Endpoint protection is also critical. Infostealer malware can quietly harvest credentials, browser sessions and authentication tokens from compromised devices. Malware scanning, managed devices, strong browser controls and user training all help reduce that risk.
But identity security alone is not enough.
The Bigger Question: What Happens After Login?
Credential security helps prevent unauthorized access. But organizations also need to ask what happens if an attacker gets in anyway.
If a compromised account can see raw sensitive data, the organization may still face a breach. If the data is protected at the field level, masked by policy or available only under strict need-to-know rules, the impact can be reduced.
This is where many organizations still have a gap.
They invest heavily in identity and access management, perimeter security and application controls. Those investments are important. But if sensitive data is readable once an account is accessed, attackers may still get what they came for.
How OnData Can Help
OnData helps organizations reduce the impact of credential compromise by protecting sensitive data itself.
Rather than relying only on application access or network defenses, OnData applies data-layer protection through discovery, classification, encryption, masking, access control and audit logging. This helps organizations create a true need-to-know data environment, where users only see sensitive information when they are authorized and have a legitimate business reason to access it.
For organizations managing employee, payroll, HR, customer or financial data across databases, data warehouses, files and downstream systems, OnData can help address several key pain points:
- Sensitive data spread across multiple systems and repositories.
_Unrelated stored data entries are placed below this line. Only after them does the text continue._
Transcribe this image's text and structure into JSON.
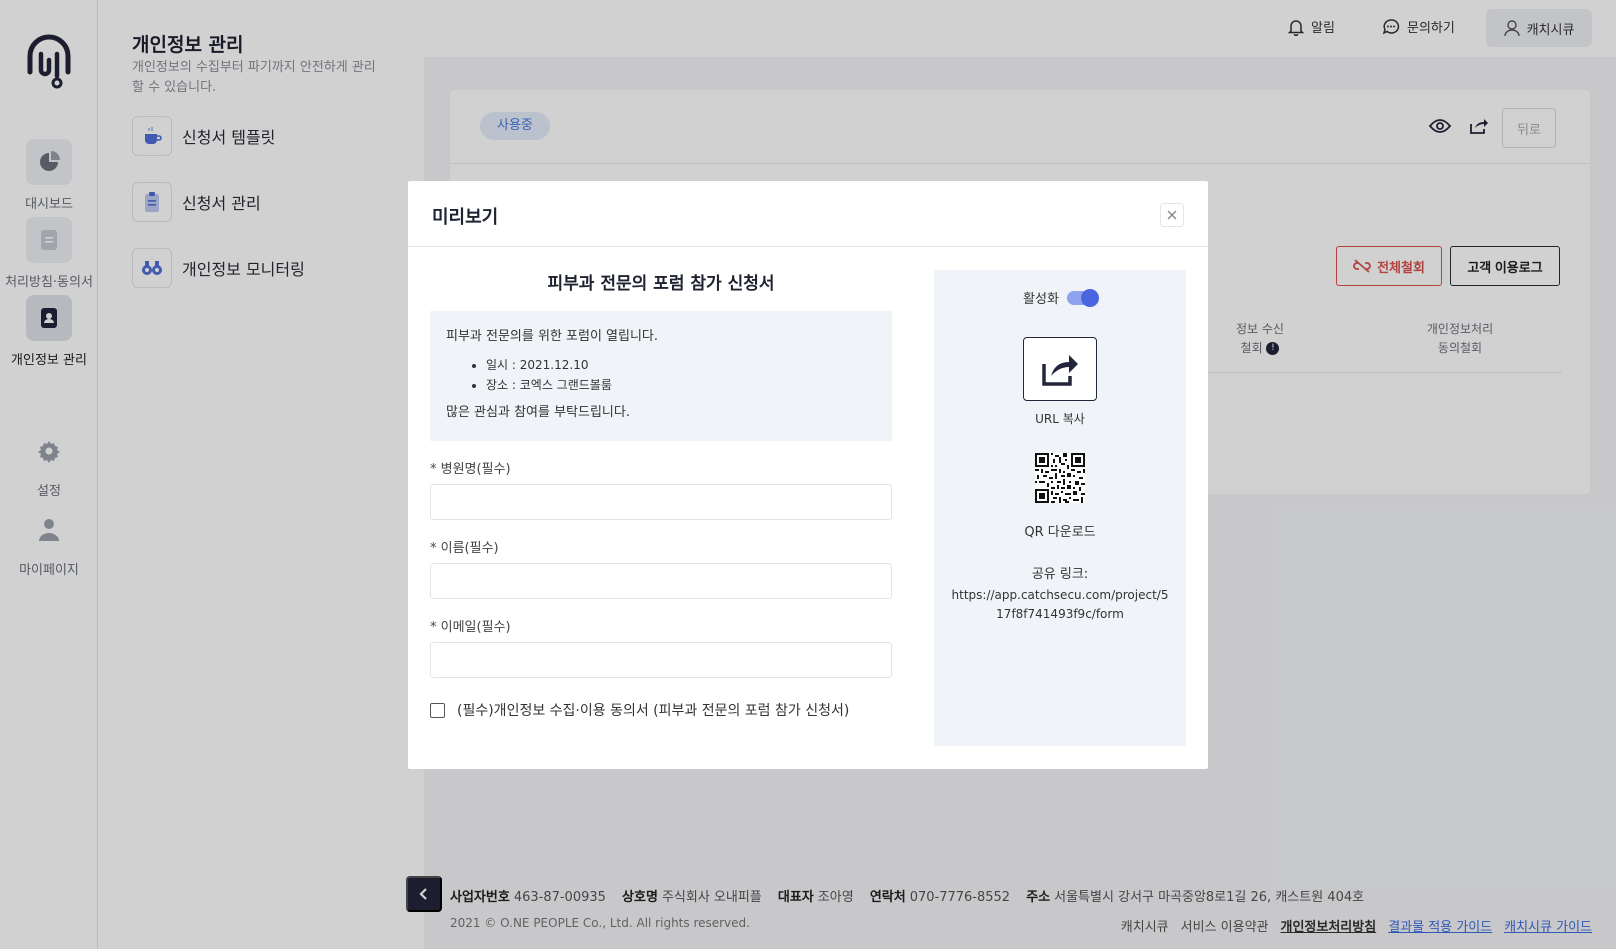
{
  "rail": {
    "items": [
      {
        "label": "대시보드"
      },
      {
        "label": "처리방침·동의서"
      },
      {
        "label": "개인정보 관리"
      },
      {
        "label": "설정"
      },
      {
        "label": "마이페이지"
      }
    ]
  },
  "subnav": {
    "title": "개인정보 관리",
    "description": "개인정보의 수집부터 파기까지 안전하게 관리할 수 있습니다.",
    "items": [
      {
        "label": "신청서 템플릿"
      },
      {
        "label": "신청서 관리"
      },
      {
        "label": "개인정보 모니터링"
      }
    ]
  },
  "topbar": {
    "notifications": "알림",
    "inquiry": "문의하기",
    "user": "캐치시큐"
  },
  "card": {
    "status": "사용중",
    "back": "뒤로",
    "revoke_all": "전체철회",
    "customer_log": "고객 이용로그",
    "col_consent_line1": "정보 수신",
    "col_consent_line2": "철회",
    "col_privacy_line1": "개인정보처리",
    "col_privacy_line2": "동의철회"
  },
  "footer": {
    "biz_no_label": "사업자번호",
    "biz_no": "463-87-00935",
    "company_label": "상호명",
    "company": "주식회사 오내피플",
    "ceo_label": "대표자",
    "ceo": "조아영",
    "phone_label": "연락처",
    "phone": "070-7776-8552",
    "address_label": "주소",
    "address": "서울특별시 강서구 마곡중앙8로1길 26, 캐스트원 404호",
    "copyright": "2021 © O.NE PEOPLE Co., Ltd. All rights reserved.",
    "links": {
      "catchsecu": "캐치시큐",
      "terms": "서비스 이용약관",
      "privacy": "개인정보처리방침",
      "result_guide": "결과물 적용 가이드",
      "guide": "캐치시큐 가이드"
    }
  },
  "modal": {
    "title": "미리보기",
    "form_title": "피부과 전문의 포럼 참가 신청서",
    "intro": "피부과 전문의를 위한 포럼이 열립니다.",
    "bullets": [
      "일시 : 2021.12.10",
      "장소 : 코엑스 그랜드볼룸"
    ],
    "closing": "많은 관심과 참여를 부탁드립니다.",
    "fields": [
      {
        "label": "* 병원명(필수)",
        "value": ""
      },
      {
        "label": "* 이름(필수)",
        "value": ""
      },
      {
        "label": "* 이메일(필수)",
        "value": ""
      }
    ],
    "consent": "(필수)개인정보 수집·이용 동의서 (피부과 전문의 포럼 참가 신청서)",
    "consent_checked": false,
    "share": {
      "activate_label": "활성화",
      "active": true,
      "url_copy": "URL 복사",
      "qr_download": "QR 다운로드",
      "link_label": "공유 링크:",
      "link": "https://app.catchsecu.com/project/517f8f741493f9c/form"
    }
  },
  "colors": {
    "accent": "#4966e0",
    "dark": "#23253a",
    "danger": "#d9534f",
    "pill_bg": "#e4ecfb",
    "pill_text": "#4a7be0"
  }
}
- Broad access to confidential fields that many users do not need.
- Limited visibility into where regulated data lives.
- Difficulty enforcing consistent access policies across environments.
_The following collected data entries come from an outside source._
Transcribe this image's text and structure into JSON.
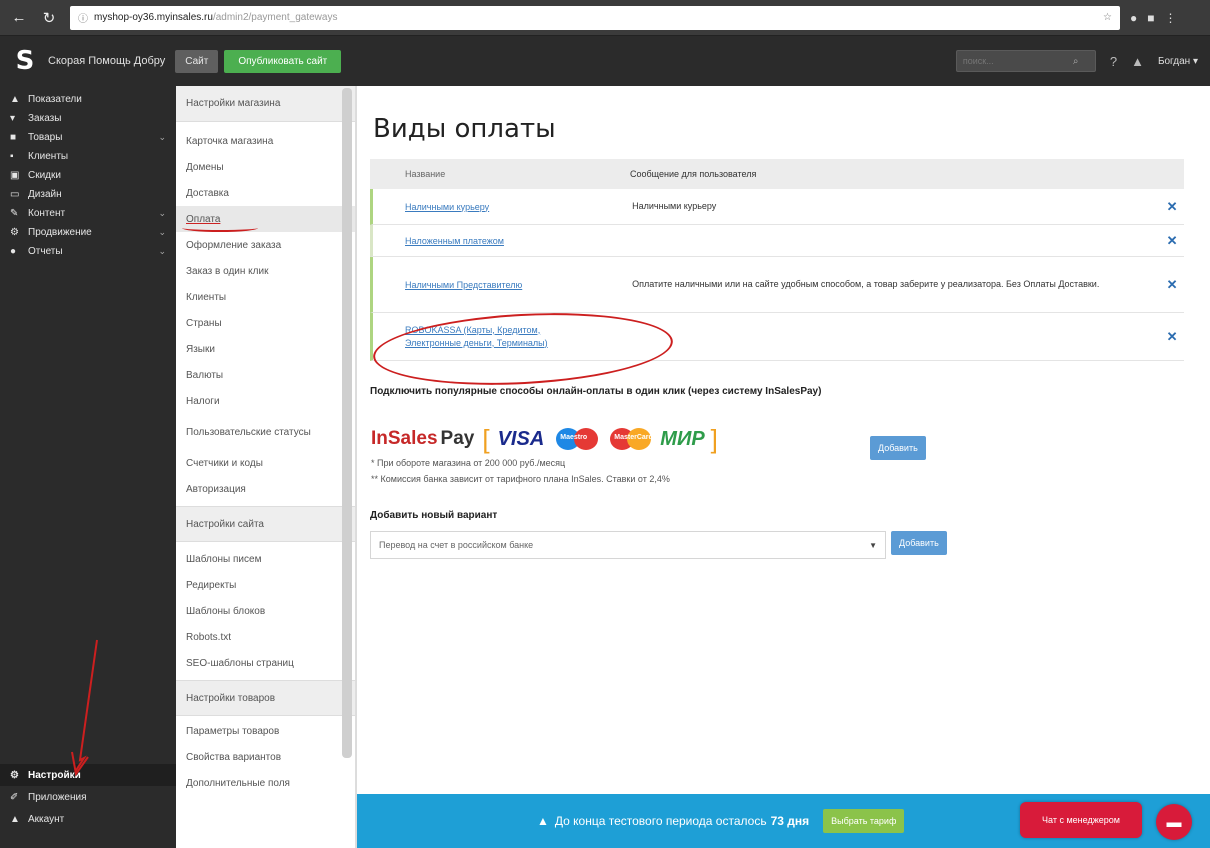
{
  "browser": {
    "url_host": "myshop-oy36.myinsales.ru",
    "url_path": "/admin2/payment_gateways"
  },
  "header": {
    "shop_name": "Скорая Помощь Добру",
    "site_label": "Сайт",
    "publish_label": "Опубликовать сайт",
    "search_placeholder": "поиск...",
    "user": "Богдан"
  },
  "sidebar": {
    "items": [
      {
        "label": "Показатели"
      },
      {
        "label": "Заказы"
      },
      {
        "label": "Товары"
      },
      {
        "label": "Клиенты"
      },
      {
        "label": "Скидки"
      },
      {
        "label": "Дизайн"
      },
      {
        "label": "Контент"
      },
      {
        "label": "Продвижение"
      },
      {
        "label": "Отчеты"
      }
    ],
    "bottom": [
      {
        "label": "Настройки"
      },
      {
        "label": "Приложения"
      },
      {
        "label": "Аккаунт"
      }
    ]
  },
  "submenu": {
    "store_header": "Настройки магазина",
    "store_items": [
      "Карточка магазина",
      "Домены",
      "Доставка",
      "Оплата",
      "Оформление заказа",
      "Заказ в один клик",
      "Клиенты",
      "Страны",
      "Языки",
      "Валюты",
      "Налоги",
      "Пользовательские статусы",
      "Счетчики и коды",
      "Авторизация"
    ],
    "site_header": "Настройки сайта",
    "site_items": [
      "Шаблоны писем",
      "Редиректы",
      "Шаблоны блоков",
      "Robots.txt",
      "SEO-шаблоны страниц"
    ],
    "products_header": "Настройки товаров",
    "products_items": [
      "Параметры товаров",
      "Свойства вариантов",
      "Дополнительные поля"
    ]
  },
  "main": {
    "title": "Виды оплаты",
    "col_name": "Название",
    "col_message": "Сообщение для пользователя",
    "rows": [
      {
        "name": "Наличными курьеру",
        "message": "Наличными курьеру"
      },
      {
        "name": "Наложенным платежом",
        "message": ""
      },
      {
        "name": "Наличными Представителю",
        "message": "Оплатите наличными или на сайте удобным способом, а товар заберите у реализатора. Без Оплаты Доставки."
      },
      {
        "name": "ROBOKASSA (Карты, Кредитом, Электронные деньги, Терминалы)",
        "message": ""
      }
    ],
    "insales_note": "Подключить популярные способы онлайн-оплаты в один клик (через систему InSalesPay)",
    "brand_insales": "InSales",
    "brand_pay": "Pay",
    "brand_visa": "VISA",
    "brand_maestro": "Maestro",
    "brand_mastercard": "MasterCard",
    "brand_mir": "МИР",
    "add_button_1": "Добавить",
    "footnote_1": "* При обороте магазина от 200 000 руб./месяц",
    "footnote_2": "** Комиссия банка зависит от тарифного плана InSales. Ставки от 2,4%",
    "add_variant_title": "Добавить новый вариант",
    "select_value": "Перевод на счет в российском банке",
    "add_button_2": "Добавить"
  },
  "trial": {
    "text_before": "До конца тестового периода осталось",
    "days": "73 дня",
    "tariff_button": "Выбрать тариф",
    "chat_button": "Чат с менеджером"
  },
  "colors": {
    "accent": "#5b9bd5",
    "trial_bar": "#1e9fd6",
    "chat": "#d81b3a",
    "annotation": "#cc1f1f"
  }
}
- Risk that compromised credentials expose readable data.
- Incomplete audit trails showing who accessed sensitive data and when.
- Sensitive information copied from source systems into reports, files or analytics platforms.
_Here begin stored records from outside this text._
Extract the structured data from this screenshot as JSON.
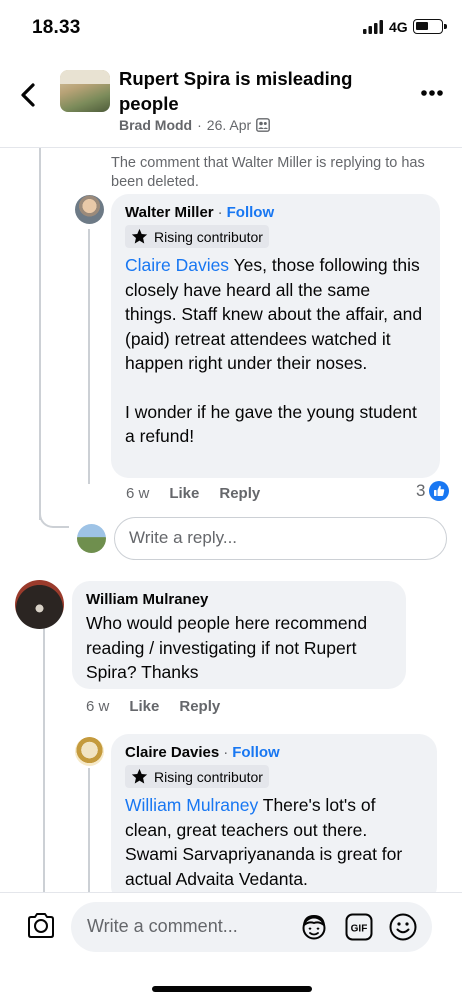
{
  "status_bar": {
    "time": "18.33",
    "network": "4G"
  },
  "header": {
    "title": "Rupert Spira is misleading people",
    "author": "Brad Modd",
    "date": "26. Apr",
    "separator": "·"
  },
  "thread": {
    "deleted_note": "The comment that Walter Miller is replying to has been deleted.",
    "comments": [
      {
        "author": "Walter Miller",
        "separator": "·",
        "follow_label": "Follow",
        "badge": "Rising contributor",
        "mention": "Claire Davies",
        "text_1": " Yes, those following this closely have heard all the same things. Staff knew about the affair, and (paid) retreat attendees watched it happen right under their noses.",
        "text_2": "I wonder if he gave the young student a refund!",
        "time": "6 w",
        "like_label": "Like",
        "reply_label": "Reply",
        "reaction_count": "3"
      },
      {
        "author": "William Mulraney",
        "text": "Who would people here recommend reading / investigating if not Rupert Spira? Thanks",
        "time": "6 w",
        "like_label": "Like",
        "reply_label": "Reply"
      },
      {
        "author": "Claire Davies",
        "separator": "·",
        "follow_label": "Follow",
        "badge": "Rising contributor",
        "mention": "William Mulraney",
        "text": " There's lot's of clean, great teachers out there. Swami Sarvapriyananda is great for actual Advaita Vedanta."
      }
    ],
    "reply_placeholder": "Write a reply..."
  },
  "composer": {
    "placeholder": "Write a comment..."
  },
  "colors": {
    "accent": "#1877f2",
    "bubble": "#f0f2f5",
    "muted": "#65676b"
  },
  "icons": [
    "back-icon",
    "more-icon",
    "members-icon",
    "star-icon",
    "like-icon",
    "camera-icon",
    "avatar-sticker-icon",
    "gif-icon",
    "emoji-icon"
  ]
}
With OnData, organizations can automatically identify and classify sensitive data, enforce need-to-know access rules, mask or encrypt fields for unauthorized users and maintain granular audit logs of sensitive data access.
That means a compromised account does not automatically have to become a full data exposure event.
Protecting Data Even When Accounts Are Compromised
The Lowe’s incident highlights a common reality: Attackers often go after credentials because credentials work.
That is why organizations need layered protection.
MFA, password hygiene and endpoint security help protect accounts. But data-layer security helps protect the information those accounts can reach.
OnData complements identity and access management by helping ensure that sensitive data remains protected even when a user session, application account or internal workflow is misused. Authorized users can continue doing their jobs, while unauthorized users see encrypted, masked or restricted data.
For regulated data, that distinction matters.
It can reduce breach impact, support compliance, strengthen governance and give organizations more confidence that sensitive information is not broadly exposed across the enterprise.
What Organizations Should Learn
The Lowe’s breach reinforces several important lessons:
First, enforce multifactor authentication across systems that contain sensitive information.
Second, assume credentials can be compromised and plan accordingly.
Third, monitor endpoints and unmanaged devices for malware and credential theft risks.
Fourth, avoid password reuse and rotate exposed credentials quickly.
Finally, protect the data itself, not just the accounts and systems around it.
Organizations cannot prevent every credential from being stolen. But they can reduce what stolen credentials can access.
That is the value of a need-to-know data strategy. And that is where OnData can help.